People love to posit theories about birth order and to pigeonhole children accordingly. Big mistake. Kids have their own ideas about who they’re going to be, and those ideas are strong enough to override any external circumstances if we would only let children be. But we can’t.

Sarah and I made every mistake imaginable with our first child, falling prey to ridiculous sleep-training programs and half-baked codes of discipline. With the second, we overcorrected our mistakes to a dangerous degree, like a car swerving to avoid a squirrel and plowing into a truck. And all the while we perpetuated the birth-order myths (first child: overachieving control freak; second: angsty conniver), projecting them onto the kids and clucking our tongues when they made them realities.

By the time our third child emerged, we had lost interest in what parenting philosophies worked and what irreparable damage we’d done to whom. These days, we just do whatever makes sense at the time—which is usually nothing. The tyke is happy to watch. When she’s prepared to enter the fray, she’ll let us know. With our family’s power structure already set in stone (I’m not sure about the specifics, beyond the fact that I have no power), Abigail is learning coping skills that her older siblings may never have. She already understands one of life’s big lessons: how to be ignored without taking it personally. As the baby of my family, I cultivated the same skill and flew under the radar all the way into adulthood.
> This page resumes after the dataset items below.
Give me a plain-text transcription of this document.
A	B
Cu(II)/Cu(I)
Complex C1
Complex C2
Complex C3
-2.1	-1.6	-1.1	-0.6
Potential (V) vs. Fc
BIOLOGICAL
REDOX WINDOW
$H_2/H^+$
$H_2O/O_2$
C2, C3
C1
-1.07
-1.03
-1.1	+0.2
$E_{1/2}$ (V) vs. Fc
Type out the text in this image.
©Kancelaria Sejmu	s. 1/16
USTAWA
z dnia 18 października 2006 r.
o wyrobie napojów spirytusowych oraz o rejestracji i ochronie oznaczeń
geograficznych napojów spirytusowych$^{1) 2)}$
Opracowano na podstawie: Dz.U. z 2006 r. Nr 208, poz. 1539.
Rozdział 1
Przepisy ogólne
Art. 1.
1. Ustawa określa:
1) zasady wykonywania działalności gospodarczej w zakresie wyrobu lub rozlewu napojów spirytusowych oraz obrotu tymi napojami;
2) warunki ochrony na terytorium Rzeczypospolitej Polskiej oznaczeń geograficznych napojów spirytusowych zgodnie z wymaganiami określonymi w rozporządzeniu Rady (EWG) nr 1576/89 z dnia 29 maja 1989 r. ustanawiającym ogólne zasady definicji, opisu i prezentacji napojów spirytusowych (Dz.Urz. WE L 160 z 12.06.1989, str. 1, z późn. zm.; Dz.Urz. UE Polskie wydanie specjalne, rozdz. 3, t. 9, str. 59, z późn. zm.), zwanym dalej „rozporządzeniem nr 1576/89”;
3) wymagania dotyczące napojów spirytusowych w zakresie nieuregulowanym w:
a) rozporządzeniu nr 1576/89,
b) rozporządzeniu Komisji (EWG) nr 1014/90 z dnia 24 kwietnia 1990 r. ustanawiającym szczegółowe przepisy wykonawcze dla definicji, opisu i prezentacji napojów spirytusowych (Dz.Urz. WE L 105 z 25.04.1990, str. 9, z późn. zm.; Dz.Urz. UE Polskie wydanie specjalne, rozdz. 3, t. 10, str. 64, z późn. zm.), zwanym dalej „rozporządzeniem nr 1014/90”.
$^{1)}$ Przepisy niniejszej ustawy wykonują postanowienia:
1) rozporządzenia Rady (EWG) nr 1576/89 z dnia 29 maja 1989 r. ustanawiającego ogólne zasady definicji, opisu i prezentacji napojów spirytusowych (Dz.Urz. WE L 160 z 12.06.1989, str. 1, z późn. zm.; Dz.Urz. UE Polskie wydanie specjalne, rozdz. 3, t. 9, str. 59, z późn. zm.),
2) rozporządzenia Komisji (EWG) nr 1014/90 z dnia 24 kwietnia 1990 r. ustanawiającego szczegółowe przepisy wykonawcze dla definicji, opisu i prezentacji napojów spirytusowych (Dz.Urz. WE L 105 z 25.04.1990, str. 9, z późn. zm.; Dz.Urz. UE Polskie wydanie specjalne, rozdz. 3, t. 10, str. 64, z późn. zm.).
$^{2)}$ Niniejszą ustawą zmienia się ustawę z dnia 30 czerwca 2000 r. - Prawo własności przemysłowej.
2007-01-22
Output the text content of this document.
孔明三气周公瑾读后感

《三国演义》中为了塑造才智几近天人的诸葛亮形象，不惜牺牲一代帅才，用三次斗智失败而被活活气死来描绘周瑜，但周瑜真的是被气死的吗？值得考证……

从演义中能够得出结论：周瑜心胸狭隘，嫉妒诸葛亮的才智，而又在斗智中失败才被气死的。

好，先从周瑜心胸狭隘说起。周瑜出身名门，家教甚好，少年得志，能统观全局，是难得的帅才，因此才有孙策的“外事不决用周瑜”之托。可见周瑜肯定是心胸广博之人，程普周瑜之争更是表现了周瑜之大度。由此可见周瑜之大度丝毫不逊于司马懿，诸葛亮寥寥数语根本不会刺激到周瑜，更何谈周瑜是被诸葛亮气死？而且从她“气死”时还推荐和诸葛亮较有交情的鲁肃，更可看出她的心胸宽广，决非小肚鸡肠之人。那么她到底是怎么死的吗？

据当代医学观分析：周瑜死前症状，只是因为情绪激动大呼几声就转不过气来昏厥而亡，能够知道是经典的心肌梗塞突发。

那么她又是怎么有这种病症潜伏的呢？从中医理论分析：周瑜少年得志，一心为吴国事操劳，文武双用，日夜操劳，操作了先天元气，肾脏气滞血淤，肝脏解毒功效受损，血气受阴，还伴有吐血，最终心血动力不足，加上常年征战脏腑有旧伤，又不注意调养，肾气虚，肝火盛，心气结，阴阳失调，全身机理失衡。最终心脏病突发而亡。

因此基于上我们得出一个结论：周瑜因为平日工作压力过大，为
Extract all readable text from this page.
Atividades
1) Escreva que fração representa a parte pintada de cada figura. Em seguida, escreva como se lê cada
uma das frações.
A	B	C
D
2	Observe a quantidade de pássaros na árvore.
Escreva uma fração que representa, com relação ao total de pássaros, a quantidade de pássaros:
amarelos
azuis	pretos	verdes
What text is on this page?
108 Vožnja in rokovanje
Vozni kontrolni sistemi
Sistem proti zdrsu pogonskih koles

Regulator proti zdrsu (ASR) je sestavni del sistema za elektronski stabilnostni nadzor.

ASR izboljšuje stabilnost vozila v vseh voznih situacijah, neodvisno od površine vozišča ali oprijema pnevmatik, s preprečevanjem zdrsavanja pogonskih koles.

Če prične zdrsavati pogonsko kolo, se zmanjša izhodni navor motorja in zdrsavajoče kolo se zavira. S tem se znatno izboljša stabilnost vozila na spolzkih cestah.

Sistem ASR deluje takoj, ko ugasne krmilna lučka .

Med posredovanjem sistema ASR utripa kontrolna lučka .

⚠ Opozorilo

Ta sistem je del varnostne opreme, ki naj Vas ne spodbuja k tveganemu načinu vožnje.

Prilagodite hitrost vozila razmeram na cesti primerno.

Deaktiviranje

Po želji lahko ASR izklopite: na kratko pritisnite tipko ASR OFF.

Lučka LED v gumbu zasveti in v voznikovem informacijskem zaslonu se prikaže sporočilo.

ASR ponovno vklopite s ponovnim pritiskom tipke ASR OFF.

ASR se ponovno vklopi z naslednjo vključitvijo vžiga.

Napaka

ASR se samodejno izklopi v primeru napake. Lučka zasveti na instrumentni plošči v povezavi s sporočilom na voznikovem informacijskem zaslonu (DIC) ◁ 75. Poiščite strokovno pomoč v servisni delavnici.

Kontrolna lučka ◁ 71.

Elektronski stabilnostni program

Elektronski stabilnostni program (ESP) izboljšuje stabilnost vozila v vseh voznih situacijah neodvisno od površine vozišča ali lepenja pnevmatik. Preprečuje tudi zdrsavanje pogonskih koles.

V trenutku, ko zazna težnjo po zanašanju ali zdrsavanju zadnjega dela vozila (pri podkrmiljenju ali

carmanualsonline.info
In the end, I don’t know if Abigail’s temperament is the result of birth order, parenting, or dumb cosmic luck. I don’t care. Every day, as our five-year-old son jumps out of bed and runs right past us to kiss the baby, the miseries that preceded her arrival fade a little more. “Look!” he said one morning, pointing to the ceiling.

There, reflected off the iPad we’d hung over the bassinet as a makeshift sound machine, a perfect rainbow sprawled across the woodwork like a declaration.

Goddammit, Katy Perry. You were right.